多岐にわたる疑惑の核心は「協議会」のビジネスモデルそのものだ。中小企業庁から委託費769億円で持続化給付金の事業を〈民間委託〉された「協議会」は、広告大手の電通に749億円で〈再委託〉、電通は自社の子会社5社に645億円で〈外注〉し、電通子会社5社は派遣大手のパソナなど4社に再び〈外注〉していた。

パスまわしのような委託、外注の繰り返しに「中抜き」批判が出るのは当然である。この奇妙なビジネスモデルへの第一の疑問は、電話番号も公表しない幽霊会社のような「協議会」をなぜ国との直接の契約者としたのか。受注企業側に立てば、みすみすビジネスモデル全体が露見する危険を冒すようなものではないか。
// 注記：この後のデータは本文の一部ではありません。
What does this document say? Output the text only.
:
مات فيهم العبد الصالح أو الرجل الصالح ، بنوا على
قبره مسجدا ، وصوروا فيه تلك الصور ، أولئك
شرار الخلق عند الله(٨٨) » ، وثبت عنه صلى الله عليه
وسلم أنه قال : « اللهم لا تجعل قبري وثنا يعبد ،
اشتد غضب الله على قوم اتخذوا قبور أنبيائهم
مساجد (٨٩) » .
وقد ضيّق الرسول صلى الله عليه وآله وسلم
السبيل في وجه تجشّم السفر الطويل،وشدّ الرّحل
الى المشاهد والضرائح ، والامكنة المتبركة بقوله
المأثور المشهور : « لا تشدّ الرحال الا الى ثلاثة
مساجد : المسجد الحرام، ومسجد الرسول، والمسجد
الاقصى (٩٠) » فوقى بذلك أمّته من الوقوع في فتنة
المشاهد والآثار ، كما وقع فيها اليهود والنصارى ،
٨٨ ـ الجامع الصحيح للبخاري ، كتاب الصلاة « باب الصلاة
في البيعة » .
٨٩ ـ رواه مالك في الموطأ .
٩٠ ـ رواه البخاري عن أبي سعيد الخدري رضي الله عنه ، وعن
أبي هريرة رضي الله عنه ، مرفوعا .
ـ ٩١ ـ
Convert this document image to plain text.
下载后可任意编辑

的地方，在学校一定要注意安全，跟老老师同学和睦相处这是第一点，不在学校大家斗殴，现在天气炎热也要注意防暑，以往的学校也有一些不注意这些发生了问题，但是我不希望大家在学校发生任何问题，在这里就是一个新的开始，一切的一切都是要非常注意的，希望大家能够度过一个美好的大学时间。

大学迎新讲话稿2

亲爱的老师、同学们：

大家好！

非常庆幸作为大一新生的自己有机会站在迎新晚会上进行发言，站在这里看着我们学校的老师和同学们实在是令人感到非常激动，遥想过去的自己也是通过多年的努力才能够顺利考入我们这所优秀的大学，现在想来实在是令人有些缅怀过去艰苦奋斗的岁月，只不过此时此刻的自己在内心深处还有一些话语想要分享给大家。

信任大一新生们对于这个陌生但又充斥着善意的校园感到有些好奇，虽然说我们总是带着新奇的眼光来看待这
これにはおそらくコロナ禍が“想定外”だったという事情が関係している。電通やパソナなどが「協議会」を設立したのは2016年で、現在までに経済産業省から受託した事業は14事業、金額で1576億円にのぼる。つまり、持続化給付金を受注する以前に、経産省と一体化したビジネスモデルはすでに確立されていた。

持続化給付金の新設に「協議会」の関係企業は色めき立ったに違いないが、誤算は受注額があまりに巨額でマスコミの注目を浴びてしまったことだろう。